Plaintiff's grievance went through the first level of review at the IGRC, but no further. Section 701.5 provides for an appeal to the superintendent of the correctional facility, and finally, to CORC. Plaintiff did not follow through on his grievance to the second and third steps in the procedure. He asserts that to have done so would have been futile; however, the policy of the grievance program provides that only the following issues are not grievable:
(e) Non-grievable issues.
(1) An individual decision or disposition of any current or subsequent program or procedure having a written appeal mechanism which extends review to outside the facility shall be considered non-grievable.
(2) An individual decision or disposition of the temporary release committee, time allowance committee, family reunion program or media review committee is not grievable. Likewise, an individual decision or disposition resulting from a disciplinary proceeding, inmate property claim (of any amount), central monitoring case review or records review (freedom of information request, expunction) is not grievable.

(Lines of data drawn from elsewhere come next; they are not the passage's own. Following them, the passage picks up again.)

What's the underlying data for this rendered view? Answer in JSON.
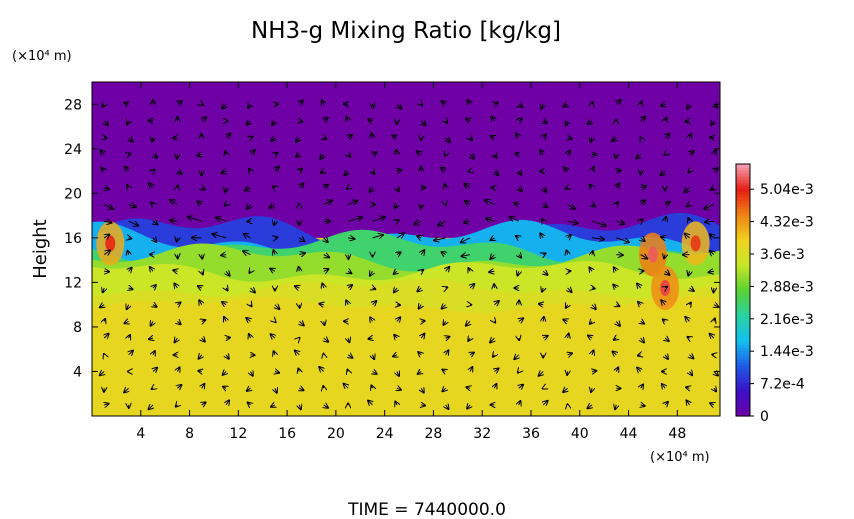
{
  "chart_data": {
    "type": "heatmap",
    "title": "NH3-g Mixing Ratio [kg/kg]",
    "ylabel": "Height",
    "xlabel": "",
    "x_unit": "(×10⁴ m)",
    "y_unit": "(×10⁴ m)",
    "xlim": [
      0,
      51.5
    ],
    "ylim": [
      0,
      30
    ],
    "x_ticks": [
      "4",
      "8",
      "12",
      "16",
      "20",
      "24",
      "28",
      "32",
      "36",
      "40",
      "44",
      "48"
    ],
    "x_tick_values": [
      4,
      8,
      12,
      16,
      20,
      24,
      28,
      32,
      36,
      40,
      44,
      48
    ],
    "y_ticks": [
      "4",
      "8",
      "12",
      "16",
      "20",
      "24",
      "28"
    ],
    "y_tick_values": [
      4,
      8,
      12,
      16,
      20,
      24,
      28
    ],
    "colorbar": {
      "range": [
        0,
        0.0056
      ],
      "labels": [
        "0",
        "7.2e-4",
        "1.44e-3",
        "2.16e-3",
        "2.88e-3",
        "3.6e-3",
        "4.32e-3",
        "5.04e-3"
      ],
      "values": [
        0,
        0.00072,
        0.00144,
        0.00216,
        0.00288,
        0.0036,
        0.00432,
        0.00504
      ],
      "colors": [
        "#6e00a6",
        "#3c10c8",
        "#1e5ae6",
        "#14c0f0",
        "#28d2a0",
        "#5ad232",
        "#c8e628",
        "#f0d21e",
        "#f08214",
        "#e61e14",
        "#f5a0b4"
      ]
    },
    "field": {
      "upper_value": 0.0,
      "lower_value": 0.00398,
      "interface_height": 16,
      "interface_transition": [
        {
          "height": 16.4,
          "value": 0.0009
        },
        {
          "height": 15.9,
          "value": 0.0016
        },
        {
          "height": 15.2,
          "value": 0.0025
        },
        {
          "height": 14.2,
          "value": 0.0031
        },
        {
          "height": 13.0,
          "value": 0.0034
        },
        {
          "height": 11.5,
          "value": 0.0036
        },
        {
          "height": 10.0,
          "value": 0.0038
        }
      ],
      "hotspots": [
        {
          "x": 46,
          "y": 14.5,
          "value": 0.0045
        },
        {
          "x": 47,
          "y": 11.5,
          "value": 0.0044
        },
        {
          "x": 49.5,
          "y": 15.5,
          "value": 0.0041
        },
        {
          "x": 1.5,
          "y": 15.5,
          "value": 0.0042
        }
      ]
    },
    "wind_vectors": "quiver field of flow arrows over the domain",
    "time_label": "TIME = 7440000.0"
  }
}
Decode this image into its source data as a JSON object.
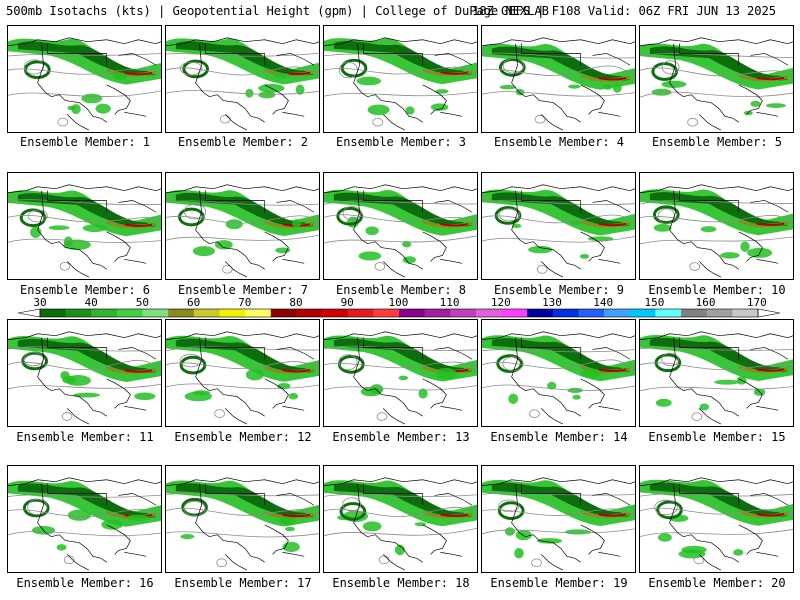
{
  "header": {
    "left": "500mb Isotachs (kts) | Geopotential Height (gpm) | College of DuPage NEXLAB",
    "right": "18Z GEFS | F108 Valid: 06Z FRI JUN 13 2025"
  },
  "panels": [
    {
      "label": "Ensemble Member: 1"
    },
    {
      "label": "Ensemble Member: 2"
    },
    {
      "label": "Ensemble Member: 3"
    },
    {
      "label": "Ensemble Member: 4"
    },
    {
      "label": "Ensemble Member: 5"
    },
    {
      "label": "Ensemble Member: 6"
    },
    {
      "label": "Ensemble Member: 7"
    },
    {
      "label": "Ensemble Member: 8"
    },
    {
      "label": "Ensemble Member: 9"
    },
    {
      "label": "Ensemble Member: 10"
    },
    {
      "label": "Ensemble Member: 11"
    },
    {
      "label": "Ensemble Member: 12"
    },
    {
      "label": "Ensemble Member: 13"
    },
    {
      "label": "Ensemble Member: 14"
    },
    {
      "label": "Ensemble Member: 15"
    },
    {
      "label": "Ensemble Member: 16"
    },
    {
      "label": "Ensemble Member: 17"
    },
    {
      "label": "Ensemble Member: 18"
    },
    {
      "label": "Ensemble Member: 19"
    },
    {
      "label": "Ensemble Member: 20"
    }
  ],
  "colorbar": {
    "tick_labels": [
      "30",
      "40",
      "50",
      "60",
      "70",
      "80",
      "90",
      "100",
      "110",
      "120",
      "130",
      "140",
      "150",
      "160",
      "170"
    ],
    "colors": [
      "#0a6b0a",
      "#1d8f1d",
      "#2fb52f",
      "#3fd43f",
      "#7fe07f",
      "#8a8a1e",
      "#c9c92a",
      "#f2f200",
      "#ffff60",
      "#8b0000",
      "#b00000",
      "#d00000",
      "#e81a1a",
      "#ff3c3c",
      "#8b008b",
      "#a020a0",
      "#c040c0",
      "#e060e0",
      "#ff40ff",
      "#0000a0",
      "#0030e0",
      "#2060ff",
      "#40a0ff",
      "#00c8ff",
      "#60ffff",
      "#808080",
      "#a0a0a0",
      "#c8c8c8"
    ]
  },
  "map_colors": {
    "isotach_light": "#22c022",
    "isotach_dark": "#0c6e0c",
    "isotach_mid": "#8a8a1e",
    "isotach_high": "#b00000",
    "height_contour": "#8a8a8a",
    "coastline": "#000000"
  }
}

(3) The policies, rules, and procedures of any program or procedure, including those above, are grievable.
Note: If an inmate is unsure whether an issue is grievable, he/she should file a grievance and the question will be decided through the grievance process in accordance with section 701.5 of this Part.

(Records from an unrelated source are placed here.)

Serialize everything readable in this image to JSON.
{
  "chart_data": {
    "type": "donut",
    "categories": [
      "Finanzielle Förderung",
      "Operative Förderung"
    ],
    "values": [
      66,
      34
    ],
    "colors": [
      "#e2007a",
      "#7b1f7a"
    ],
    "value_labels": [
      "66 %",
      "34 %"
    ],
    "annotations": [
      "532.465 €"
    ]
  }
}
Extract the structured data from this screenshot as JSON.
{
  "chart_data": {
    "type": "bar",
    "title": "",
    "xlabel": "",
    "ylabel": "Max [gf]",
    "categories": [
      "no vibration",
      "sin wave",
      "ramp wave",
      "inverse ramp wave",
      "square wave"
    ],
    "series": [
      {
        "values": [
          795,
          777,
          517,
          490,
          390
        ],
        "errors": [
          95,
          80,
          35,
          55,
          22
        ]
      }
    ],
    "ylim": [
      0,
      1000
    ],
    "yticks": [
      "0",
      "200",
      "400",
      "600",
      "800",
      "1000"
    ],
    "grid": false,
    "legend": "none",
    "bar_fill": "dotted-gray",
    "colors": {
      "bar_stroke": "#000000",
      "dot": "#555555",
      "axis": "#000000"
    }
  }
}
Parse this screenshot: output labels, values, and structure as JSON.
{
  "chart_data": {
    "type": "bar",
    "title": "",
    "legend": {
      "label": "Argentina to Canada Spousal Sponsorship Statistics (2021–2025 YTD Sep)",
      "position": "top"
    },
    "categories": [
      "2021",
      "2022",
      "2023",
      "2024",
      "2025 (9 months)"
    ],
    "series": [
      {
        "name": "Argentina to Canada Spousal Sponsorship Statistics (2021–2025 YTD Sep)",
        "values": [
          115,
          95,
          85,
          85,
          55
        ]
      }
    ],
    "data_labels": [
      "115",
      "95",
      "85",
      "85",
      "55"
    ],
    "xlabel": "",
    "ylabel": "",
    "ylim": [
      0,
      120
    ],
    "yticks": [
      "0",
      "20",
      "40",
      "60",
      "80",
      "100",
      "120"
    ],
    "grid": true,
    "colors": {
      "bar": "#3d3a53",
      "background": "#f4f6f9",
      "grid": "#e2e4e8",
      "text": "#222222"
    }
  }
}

7 N.Y.C.R.R. § 701.3(e). Consequently, despite the IGRC response, that the cell met the guidelines of a departmental directive, Plaintiff should have followed through to CORC to properly comply with 42 U.S.C. § 1997e. The Court determines that Plaintiff has not provided a basis for finding that there are any special circumstances that prevented or thwarted his pursuit of the grievance. See Hemphill v. New York, 380 F.3d 680.

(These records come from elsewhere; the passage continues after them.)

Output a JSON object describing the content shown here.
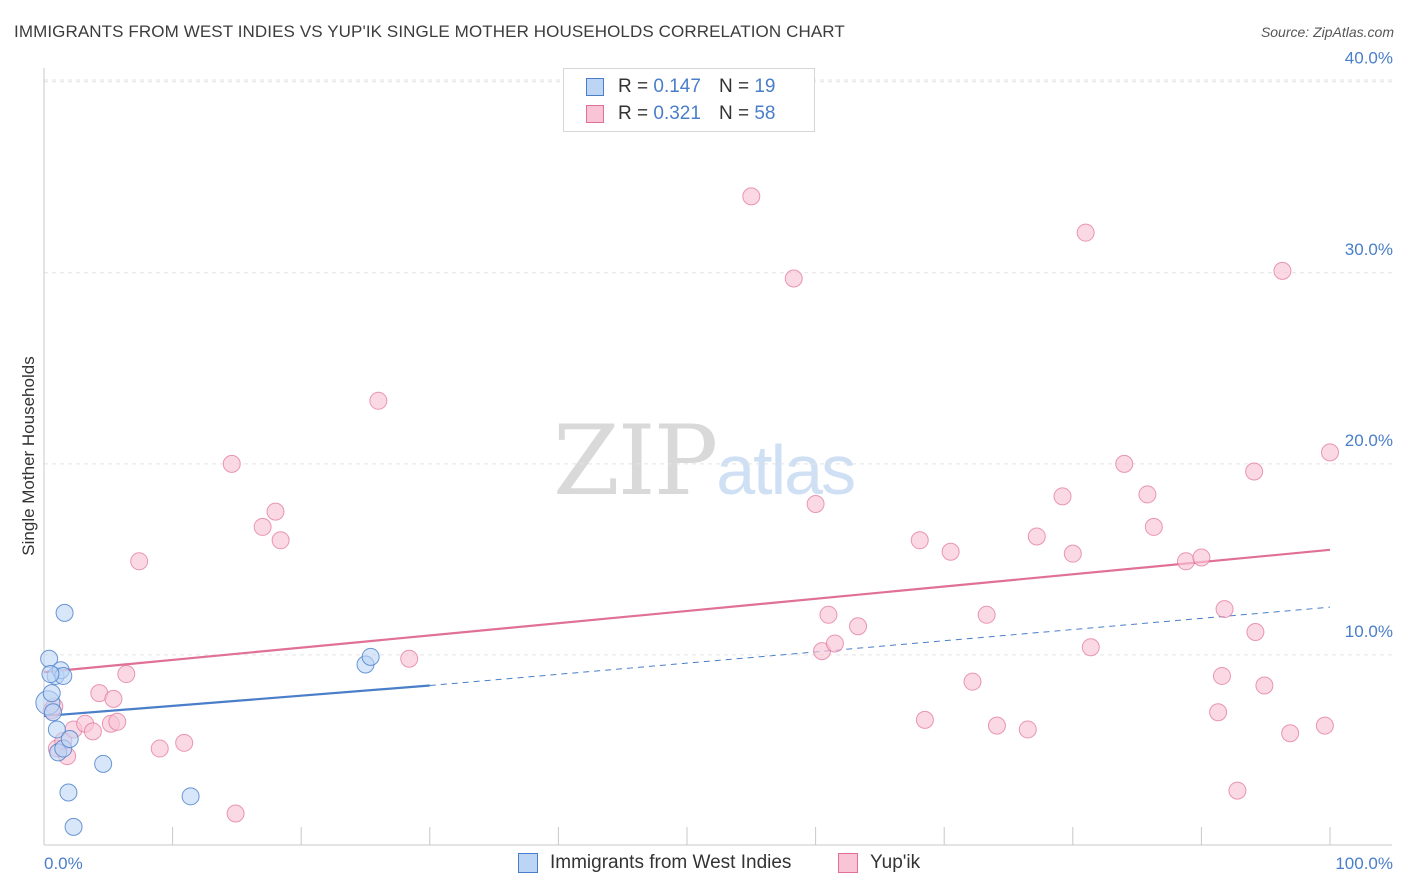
{
  "header": {
    "title": "IMMIGRANTS FROM WEST INDIES VS YUP'IK SINGLE MOTHER HOUSEHOLDS CORRELATION CHART",
    "source": "Source: ZipAtlas.com"
  },
  "watermark": {
    "zip": "ZIP",
    "atlas": "atlas"
  },
  "legend": {
    "rows": [
      {
        "r_label": "R =",
        "r_value": "0.147",
        "n_label": "N =",
        "n_value": "19"
      },
      {
        "r_label": "R =",
        "r_value": "0.321",
        "n_label": "N =",
        "n_value": "58"
      }
    ]
  },
  "chart_data": {
    "type": "scatter",
    "title": "IMMIGRANTS FROM WEST INDIES VS YUP'IK SINGLE MOTHER HOUSEHOLDS CORRELATION CHART",
    "xlabel": "",
    "ylabel": "Single Mother Households",
    "xlim": [
      0,
      100
    ],
    "ylim": [
      0,
      42
    ],
    "x_tick_labels": [
      "0.0%",
      "100.0%"
    ],
    "y_ticks": [
      10,
      20,
      30,
      40
    ],
    "y_tick_labels": [
      "10.0%",
      "20.0%",
      "30.0%",
      "40.0%"
    ],
    "grid": true,
    "legend_position": "top-center",
    "colors": {
      "blue": "#4a7ec9",
      "blue_fill": "#bcd5f5",
      "pink": "#e07096",
      "pink_fill": "#f9c5d6"
    },
    "series": [
      {
        "name": "Immigrants from West Indies",
        "color": "#4a7ec9",
        "r": 0.147,
        "n": 19,
        "trend": {
          "x0": 0,
          "y0": 6.8,
          "x1": 30,
          "y1": 8.4,
          "dash_to": 100,
          "dash_y": 12.5
        },
        "points": [
          [
            0.3,
            7.5
          ],
          [
            0.4,
            9.8
          ],
          [
            0.6,
            8.0
          ],
          [
            0.7,
            7.0
          ],
          [
            0.9,
            8.9
          ],
          [
            1.0,
            6.1
          ],
          [
            1.1,
            4.9
          ],
          [
            1.3,
            9.2
          ],
          [
            1.5,
            5.1
          ],
          [
            1.6,
            12.2
          ],
          [
            1.5,
            8.9
          ],
          [
            1.9,
            2.8
          ],
          [
            2.0,
            5.6
          ],
          [
            2.3,
            1.0
          ],
          [
            4.6,
            4.3
          ],
          [
            11.4,
            2.6
          ],
          [
            25.0,
            9.5
          ],
          [
            25.4,
            9.9
          ],
          [
            0.5,
            9.0
          ]
        ]
      },
      {
        "name": "Yup'ik",
        "color": "#e07096",
        "r": 0.321,
        "n": 58,
        "trend": {
          "x0": 0,
          "y0": 9.1,
          "x1": 100,
          "y1": 15.5
        },
        "points": [
          [
            0.6,
            7.1
          ],
          [
            1.0,
            5.1
          ],
          [
            1.5,
            5.5
          ],
          [
            1.8,
            4.7
          ],
          [
            2.3,
            6.1
          ],
          [
            3.2,
            6.4
          ],
          [
            3.8,
            6.0
          ],
          [
            4.3,
            8.0
          ],
          [
            5.2,
            6.4
          ],
          [
            5.4,
            7.7
          ],
          [
            5.7,
            6.5
          ],
          [
            6.4,
            9.0
          ],
          [
            7.4,
            14.9
          ],
          [
            9.0,
            5.1
          ],
          [
            10.9,
            5.4
          ],
          [
            14.6,
            20.0
          ],
          [
            14.9,
            1.7
          ],
          [
            17.0,
            16.7
          ],
          [
            18.0,
            17.5
          ],
          [
            18.4,
            16.0
          ],
          [
            26.0,
            23.3
          ],
          [
            28.4,
            9.8
          ],
          [
            55.0,
            34.0
          ],
          [
            58.3,
            29.7
          ],
          [
            60.0,
            17.9
          ],
          [
            60.5,
            10.2
          ],
          [
            61.0,
            12.1
          ],
          [
            61.5,
            10.6
          ],
          [
            63.3,
            11.5
          ],
          [
            68.1,
            16.0
          ],
          [
            68.5,
            6.6
          ],
          [
            70.5,
            15.4
          ],
          [
            72.2,
            8.6
          ],
          [
            73.3,
            12.1
          ],
          [
            74.1,
            6.3
          ],
          [
            76.5,
            6.1
          ],
          [
            77.2,
            16.2
          ],
          [
            79.2,
            18.3
          ],
          [
            80.0,
            15.3
          ],
          [
            81.0,
            32.1
          ],
          [
            81.4,
            10.4
          ],
          [
            84.0,
            20.0
          ],
          [
            85.8,
            18.4
          ],
          [
            86.3,
            16.7
          ],
          [
            88.8,
            14.9
          ],
          [
            90.0,
            15.1
          ],
          [
            91.3,
            7.0
          ],
          [
            91.6,
            8.9
          ],
          [
            91.8,
            12.4
          ],
          [
            92.8,
            2.9
          ],
          [
            94.1,
            19.6
          ],
          [
            94.2,
            11.2
          ],
          [
            94.9,
            8.4
          ],
          [
            96.3,
            30.1
          ],
          [
            96.9,
            5.9
          ],
          [
            99.6,
            6.3
          ],
          [
            100.0,
            20.6
          ],
          [
            0.8,
            7.3
          ]
        ]
      }
    ]
  },
  "bottom_legend": {
    "items": [
      {
        "label": "Immigrants from West Indies"
      },
      {
        "label": "Yup'ik"
      }
    ]
  }
}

Finally, the Court considers whether there are any special circumstances that justify Plaintiff's failure to exhaust despite the availability of the remedies. "[T]here are certain special circumstances in which, though administrative remedies may have been available and though Defendant may not have been estopped from asserting the affirmative defense of non-exhaustion, the prisoner's failure to comply with administrative procedural requirements may nevertheless have been justified." Giano v. Goord, 380 F.3d at 676 (citing Berry v. Kerik, 366 F.3d 85, 87-88 (2d Cir.2004)) (internal quotation omitted). "Such circumstances, the court has further clarified, may include a prisoner's reliance on a reasonable, if ultimately incorrect, interpretation of prison grievance regulations." Wilkinson v. Banks, Slip Copy, No. 02-CV-361, 2007 WL 2693636 (W.D.N.Y. Sep. 10, 2007) (citing Hemphill, 380 F.2d at 690; Giano, 380 F.3d at 678-79). No such special circumstances are present here. Plaintiff has not argued that he was unaware, mislead, or otherwise justified in the failure to fully exhaust.
Therefore, Defendant's motion [#71] is granted and Plaintiff's complaint is dismissed for failure to exhaust. Such a dismissal is made without prejudice, although the delay in seeking exhaustion may now impact application of the statute of limitations. IT IS SO ORDERED.